Wifi, though, is invisible. So, if you are on the road and in an unfamiliar place, how do you find free wifi spots?
One way to find free wifi is to go to directories such as wififreespot.com, which lists many (not all) free wifi hotspots by city and state. The obvious flaw with this system is that you have to have internet access to find the internet access points. So, when traveling, I copy and save (or print out) the results for whatever areas I am heading toward-even entire states, if I don't have an exact route planned out.
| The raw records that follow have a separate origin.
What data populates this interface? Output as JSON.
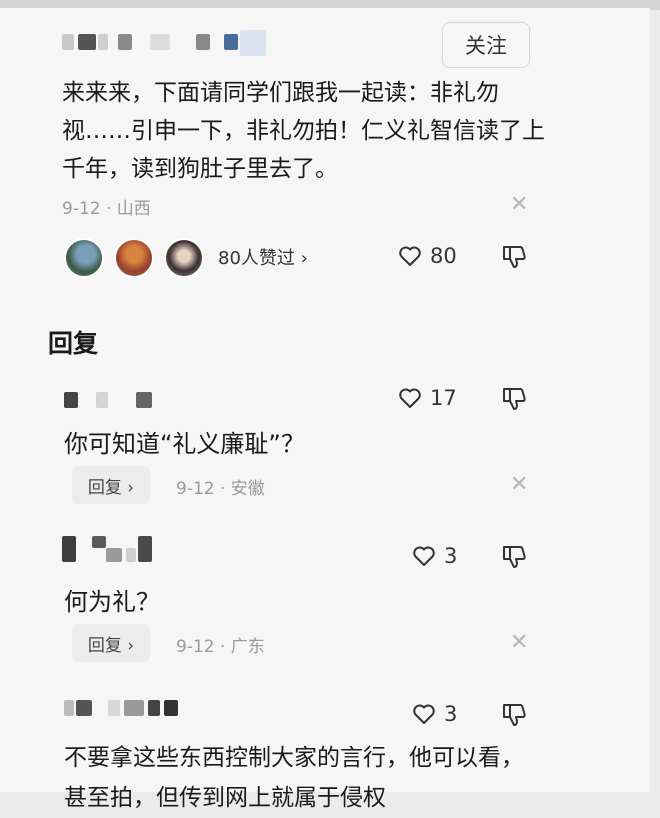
{
  "post": {
    "follow_label": "关注",
    "text": "来来来，下面请同学们跟我一起读：非礼勿视……引申一下，非礼勿拍！仁义礼智信读了上千年，读到狗肚子里去了。",
    "meta": "9-12 · 山西",
    "likers_label": "80人赞过 ›",
    "like_count": "80"
  },
  "replies_section": {
    "title": "回复",
    "items": [
      {
        "text": "你可知道“礼义廉耻”？",
        "like_count": "17",
        "reply_label": "回复 ›",
        "meta": "9-12 · 安徽"
      },
      {
        "text": "何为礼？",
        "like_count": "3",
        "reply_label": "回复 ›",
        "meta": "9-12 · 广东"
      },
      {
        "text": "不要拿这些东西控制大家的言行，他可以看，甚至拍，但传到网上就属于侵权",
        "like_count": "3"
      }
    ]
  },
  "icons": {
    "like": "heart-outline-icon",
    "dislike": "thumbs-down-icon",
    "close": "close-x-icon"
  },
  "colors": {
    "background": "#f6f6f6",
    "text": "#1a1a1a",
    "meta": "#9a9a9a"
  }
}
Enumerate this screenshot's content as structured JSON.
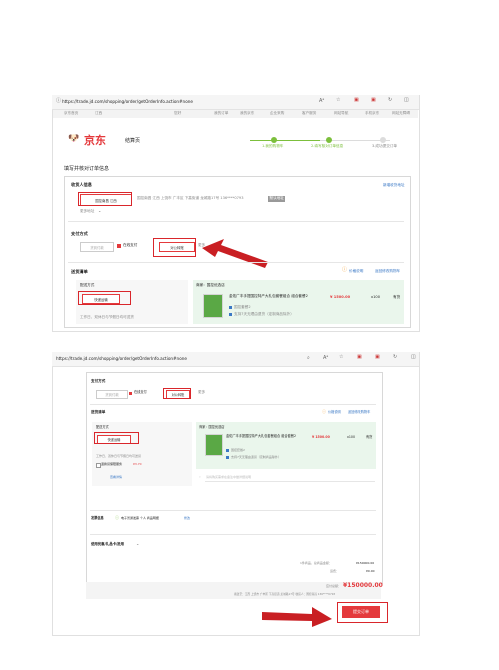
{
  "shot1": {
    "url": "https://trade.jd.com/shopping/order/getOrderInfo.action#none",
    "topbar": {
      "left": [
        "京东首页",
        "江西"
      ],
      "right": [
        "您好",
        "我的订单",
        "我的京东",
        "企业采购",
        "客户服务",
        "网站导航",
        "手机京东",
        "网站无障碍"
      ]
    },
    "logo_text": "京东",
    "checkout_title": "结算页",
    "steps": [
      "1.我的购物车",
      "2.填写核对订单信息",
      "3.成功提交订单"
    ],
    "page_heading": "填写并核对订单信息",
    "receiver": {
      "title": "收货人信息",
      "new_address": "新增收货地址",
      "selected_name": "国控南昌 江西",
      "detail": "国控南昌 江西 上饶市 广丰区 下高街道 龙城路17号 136****0793",
      "default_tag": "默认地址",
      "more": "更多地址"
    },
    "payment": {
      "title": "支付方式",
      "options": [
        "货到付款",
        "在线支付",
        "对公转账"
      ],
      "more": "更多"
    },
    "list": {
      "title": "送货清单",
      "price_note": "价格说明",
      "back_to_cart": "返回修改购物车",
      "delivery_title": "配送方式",
      "delivery_option": "快递运输",
      "delivery_note": "工作日、双休日与节假日均可送货",
      "shop_label": "商家：国控优选店",
      "product_name": "金佑广丰手提国控特产大礼包套餐组合 组合套餐2",
      "product_tag": "国控套餐2",
      "product_service": "支持7天无理由退货（定制商品除外）",
      "price": "¥ 1500.00",
      "qty": "x100",
      "stock": "有货"
    }
  },
  "shot2": {
    "url": "https://trade.jd.com/shopping/order/getOrderInfo.action#none",
    "payment": {
      "title": "支付方式",
      "options": [
        "货到付款",
        "在线支付",
        "对公转账"
      ],
      "more": "更多"
    },
    "list": {
      "title": "送货清单",
      "price_note": "价格说明",
      "back_to_cart": "返回修改购物车",
      "delivery_title": "配送方式",
      "delivery_option": "快递运输",
      "delivery_note": "工作日、双休日与节假日均可送货",
      "insurance": "退换货保障服务",
      "insurance_price": "¥3.70",
      "insurance_detail": "查看详情",
      "shop_label": "商家：国控优选店",
      "product_name": "金佑广丰手提国控特产大礼包套餐组合 组合套餐2",
      "product_tag": "国控套餐2",
      "product_service": "支持7天无理由退货（定制商品除外）",
      "price": "¥ 1500.00",
      "qty": "x100",
      "stock": "有货",
      "remark_placeholder": "请将购买需求在备注中做详细说明"
    },
    "invoice": {
      "title": "发票信息",
      "text": "电子普通发票 个人 商品明细",
      "modify": "修改"
    },
    "coupon": "使用优惠/礼品卡/抵用",
    "totals": {
      "amount_label": "1件商品，总商品金额：",
      "amount": "¥150000.00",
      "freight_label": "运费：",
      "freight": "¥0.00",
      "payable_label": "应付总额：",
      "payable": "¥150000.00",
      "ship_to": "寄送至：江西 上饶市 广丰区 下高街道 龙城路17号 收货人：国控南昌 136****0793"
    },
    "submit": "提交订单"
  },
  "colors": {
    "jd_red": "#e4393c",
    "highlight": "#d9262b",
    "arrow": "#c91f23",
    "step_green": "#7cbf3c"
  }
}
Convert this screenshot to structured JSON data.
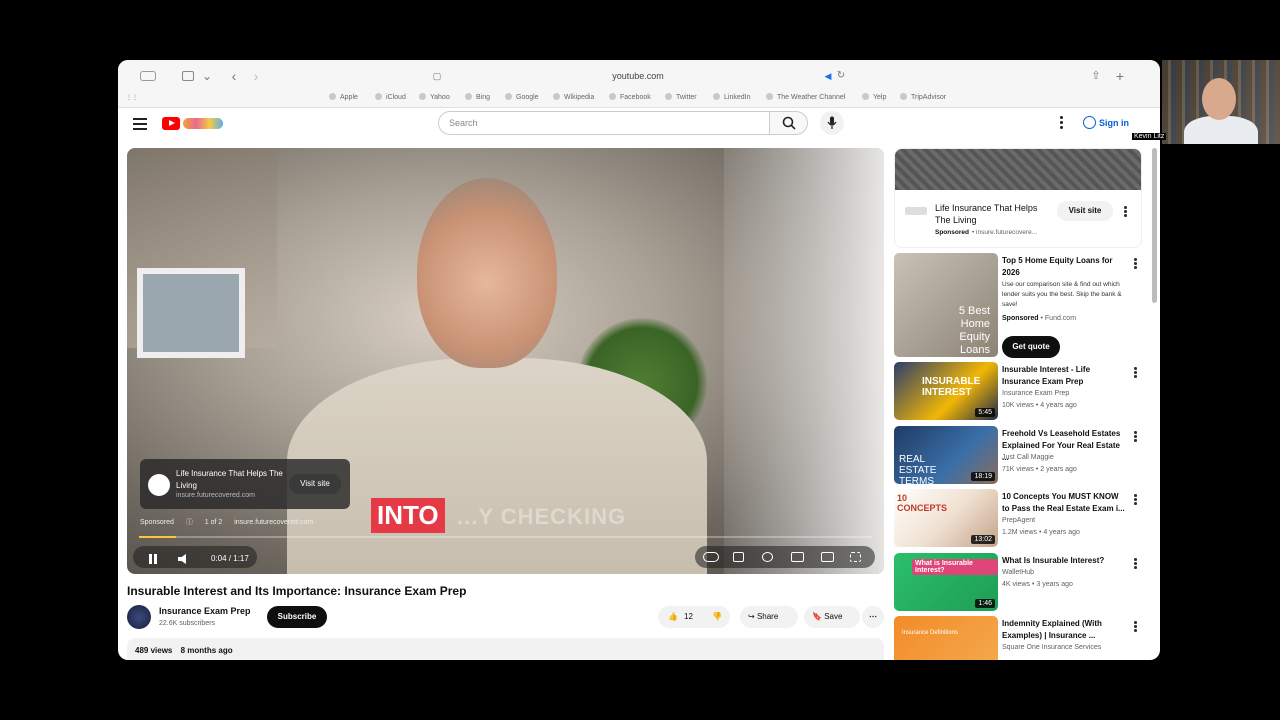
{
  "browser": {
    "url": "youtube.com",
    "favorites": [
      "Apple",
      "iCloud",
      "Yahoo",
      "Bing",
      "Google",
      "Wikipedia",
      "Facebook",
      "Twitter",
      "LinkedIn",
      "The Weather Channel",
      "Yelp",
      "TripAdvisor"
    ]
  },
  "header": {
    "search_placeholder": "Search",
    "signin_label": "Sign in"
  },
  "video": {
    "overlay_main": "INTO",
    "overlay_rest": "...Y CHECKING",
    "ad_title": "Life Insurance That Helps The Living",
    "ad_domain": "insure.futurecovered.com",
    "ad_visit": "Visit site",
    "ad_sponsored": "Sponsored",
    "ad_count": "1 of 2",
    "ad_domain2": "insure.futurecovered.com",
    "time": "0:04 / 1:17",
    "progress": 0.05
  },
  "info": {
    "title": "Insurable Interest and Its Importance: Insurance Exam Prep",
    "channel": "Insurance Exam Prep",
    "subscribers": "22.6K subscribers",
    "subscribe_label": "Subscribe",
    "likes": "12",
    "share_label": "Share",
    "save_label": "Save",
    "views": "489 views",
    "age": "8 months ago"
  },
  "sidebar": {
    "ad": {
      "title": "Life Insurance That Helps The Living",
      "sponsored": "Sponsored",
      "domain": "insure.futurecovere...",
      "visit": "Visit site"
    },
    "sponsored_rec": {
      "title": "Top 5 Home Equity Loans for 2026",
      "thumb_text": "5 Best Home Equity Loans",
      "desc": "Use our comparison site & find out which lender suits you the best. Skip the bank & save!",
      "sponsored": "Sponsored",
      "domain": "Fund.com",
      "cta": "Get quote"
    },
    "recs": [
      {
        "title": "Insurable Interest - Life Insurance Exam Prep",
        "channel": "Insurance Exam Prep",
        "meta": "10K views • 4 years ago",
        "duration": "5:45",
        "thumb_text": "INSURABLE INTEREST"
      },
      {
        "title": "Freehold Vs Leasehold Estates Explained For Your Real Estate ...",
        "channel": "Just Call Maggie",
        "meta": "71K views • 2 years ago",
        "duration": "18:19",
        "thumb_text": "REAL ESTATE TERMS"
      },
      {
        "title": "10 Concepts You MUST KNOW to Pass the Real Estate Exam i...",
        "channel": "PrepAgent",
        "meta": "1.2M views • 4 years ago",
        "duration": "13:02",
        "thumb_text": "10 CONCEPTS"
      },
      {
        "title": "What Is Insurable Interest?",
        "channel": "WalletHub",
        "meta": "4K views • 3 years ago",
        "duration": "1:46",
        "thumb_text": "What is Insurable Interest?"
      },
      {
        "title": "Indemnity Explained (With Examples) | Insurance ...",
        "channel": "Square One Insurance Services",
        "meta": "",
        "duration": "",
        "thumb_text": "Insurance Definitions"
      }
    ]
  },
  "webcam": {
    "label": "Kevin Litz"
  }
}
You can also download wifi directories that you can search without being connected to the internet, such as JiWire.com's Hotspot Helper. Though the program has some added functions, it also costs money, so I prefer free services such as Anchorfree.com's wiPod. If you have an iPod, you can download wifi directories for any state at no cost and access them on your iPod screen.
Even without a directory, you can often find free wifi by knowing which chain stores offer the service at their locations. Panera Bread and Buffalo Wild Wings are two large chain restaurants that offer free wireless in all (or almost all) locations. You can stop, grab a bite to eat, and surf to your heart's content-providing they are not too busy. Many restaurants politely request you not spend too much time surfing the web during peak times like the lunch rush. Go during the slow afternoon hours, and you should have no problem.
Free wireless is almost a given at more expensive hotel chains, but you might be surprised at some of the budget or mom-and-pop places hat now also provide the service. If you are paying for a room anyway, there is usually no reason you cannot find a place that will throw in free internet as well.
Hope that is helpful for you. This article was written from a free wifi hotspot at White Rock Coffee in Dallas, Texas.